In general I use local products but I don’t like to buy dubious products. Quite some Chinese milk products that are sold as fresh milk are in fact made from milk powder. Simple calculation: milk powder at retail prices is 7 kuai/litre. Bulk thus even cheaper. Add water and put it in a carton. Cost one to two kuai. Add cost for distribution cost, again one to two kuai and sell for 18 kuai. Profit some 8 kuai. Cloudtrapezer you say that you never used powder milk; well I am pretty sure that the products that you buy here are at least partly made from milk powder.
The other trend is that milk products are sold more in more in disposable plastic bottles, usually very high grade heavy plastic.
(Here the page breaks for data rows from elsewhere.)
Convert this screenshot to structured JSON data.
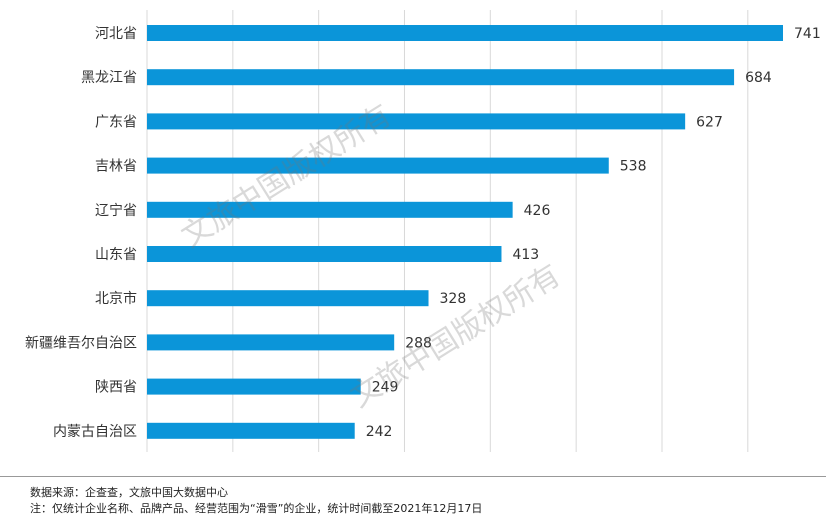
{
  "chart_data": {
    "type": "bar",
    "orientation": "horizontal",
    "categories": [
      "河北省",
      "黑龙江省",
      "广东省",
      "吉林省",
      "辽宁省",
      "山东省",
      "北京市",
      "新疆维吾尔自治区",
      "陕西省",
      "内蒙古自治区"
    ],
    "values": [
      741,
      684,
      627,
      538,
      426,
      413,
      328,
      288,
      249,
      242
    ],
    "xlim": [
      0,
      800
    ],
    "grid": true,
    "bar_color": "#0b95d9"
  },
  "watermark": "文旅中国版权所有",
  "footer": {
    "source": "数据来源：企查查，文旅中国大数据中心",
    "note": "注：仅统计企业名称、品牌产品、经营范围为“滑雪”的企业，统计时间截至2021年12月17日"
  }
}
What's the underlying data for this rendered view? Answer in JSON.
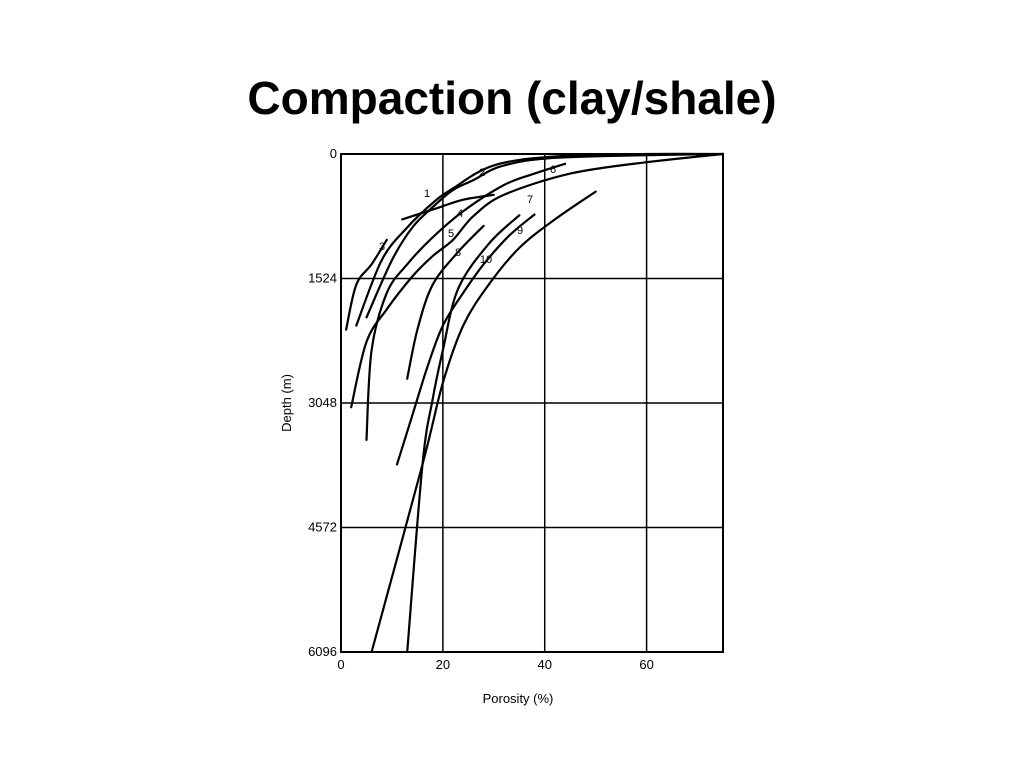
{
  "slide": {
    "title": "Compaction (clay/shale)"
  },
  "chart_data": {
    "type": "line",
    "title": "",
    "xlabel": "Porosity (%)",
    "ylabel": "Depth (m)",
    "xlim": [
      0,
      75
    ],
    "ylim": [
      0,
      6096
    ],
    "y_inverted": true,
    "grid": true,
    "legend": "none",
    "x_ticks": [
      0,
      20,
      40,
      60
    ],
    "y_ticks": [
      0,
      1524,
      3048,
      4572,
      6096
    ],
    "line_color": "#000000",
    "series": [
      {
        "name": "1",
        "points": [
          [
            3,
            2100
          ],
          [
            8,
            1300
          ],
          [
            13,
            900
          ],
          [
            18,
            600
          ],
          [
            22,
            420
          ],
          [
            30,
            140
          ],
          [
            42,
            30
          ],
          [
            60,
            0
          ],
          [
            75,
            0
          ]
        ]
      },
      {
        "name": "2",
        "points": [
          [
            5,
            2000
          ],
          [
            10,
            1300
          ],
          [
            14,
            900
          ],
          [
            18,
            650
          ],
          [
            22,
            440
          ],
          [
            26,
            320
          ],
          [
            32,
            140
          ],
          [
            44,
            40
          ],
          [
            75,
            0
          ]
        ]
      },
      {
        "name": "3",
        "points": [
          [
            1,
            2150
          ],
          [
            3,
            1600
          ],
          [
            6,
            1350
          ],
          [
            9,
            1050
          ]
        ]
      },
      {
        "name": "4",
        "points": [
          [
            12,
            800
          ],
          [
            18,
            680
          ],
          [
            24,
            560
          ],
          [
            30,
            500
          ]
        ]
      },
      {
        "name": "5",
        "points": [
          [
            2,
            3100
          ],
          [
            5,
            2300
          ],
          [
            9,
            1900
          ],
          [
            14,
            1500
          ],
          [
            18,
            1250
          ],
          [
            22,
            1050
          ],
          [
            26,
            760
          ],
          [
            32,
            500
          ],
          [
            45,
            240
          ],
          [
            60,
            100
          ],
          [
            75,
            0
          ]
        ]
      },
      {
        "name": "6",
        "points": [
          [
            5,
            3500
          ],
          [
            6,
            2400
          ],
          [
            9,
            1700
          ],
          [
            13,
            1350
          ],
          [
            18,
            1020
          ],
          [
            24,
            700
          ],
          [
            32,
            380
          ],
          [
            38,
            240
          ],
          [
            44,
            120
          ]
        ]
      },
      {
        "name": "7",
        "points": [
          [
            11,
            3800
          ],
          [
            14,
            3200
          ],
          [
            17,
            2600
          ],
          [
            20,
            2100
          ],
          [
            24,
            1700
          ],
          [
            28,
            1350
          ],
          [
            33,
            1000
          ],
          [
            38,
            740
          ]
        ]
      },
      {
        "name": "8",
        "points": [
          [
            13,
            6096
          ],
          [
            16,
            3800
          ],
          [
            18,
            3000
          ],
          [
            20,
            2400
          ],
          [
            23,
            1650
          ],
          [
            29,
            1100
          ],
          [
            35,
            750
          ]
        ]
      },
      {
        "name": "9",
        "points": [
          [
            6,
            6096
          ],
          [
            16,
            3800
          ],
          [
            20,
            2800
          ],
          [
            24,
            2100
          ],
          [
            29,
            1600
          ],
          [
            35,
            1150
          ],
          [
            42,
            800
          ],
          [
            50,
            460
          ]
        ]
      },
      {
        "name": "10",
        "points": [
          [
            13,
            2750
          ],
          [
            15,
            2150
          ],
          [
            18,
            1600
          ],
          [
            23,
            1200
          ],
          [
            28,
            880
          ]
        ]
      }
    ]
  }
}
All end up as waste. Yoghurt comes as well in plastic cups with aluminium tops, these products usually taste to plastic.
Yoghurt is a hype at the moment and in our block they even opened a yoghurt bar. Not many customers so I think that it will close again soon like most shops in our neighbourhood.

Peter99 (1238 posts) • -7
Comment hidden by user downvote Click to expand

You guys have broke the new record. Four pages on gokunming without any nonsensicality or jabbing, even looks like a conversation. Almost like a diploma mark reached. What has happened. Is yogurt the key for world peace.

onebir (44 posts) • +1

I had no idea milk has to be denatured before making yoghurt... Another plus for imported milk powder from a major supermarket is that it's probably genuine & risk of contamination is negligible. New Chinese parents certainly remember the melamine in babymilk disaster; I've been asked where to get imported milk powder a couple of times.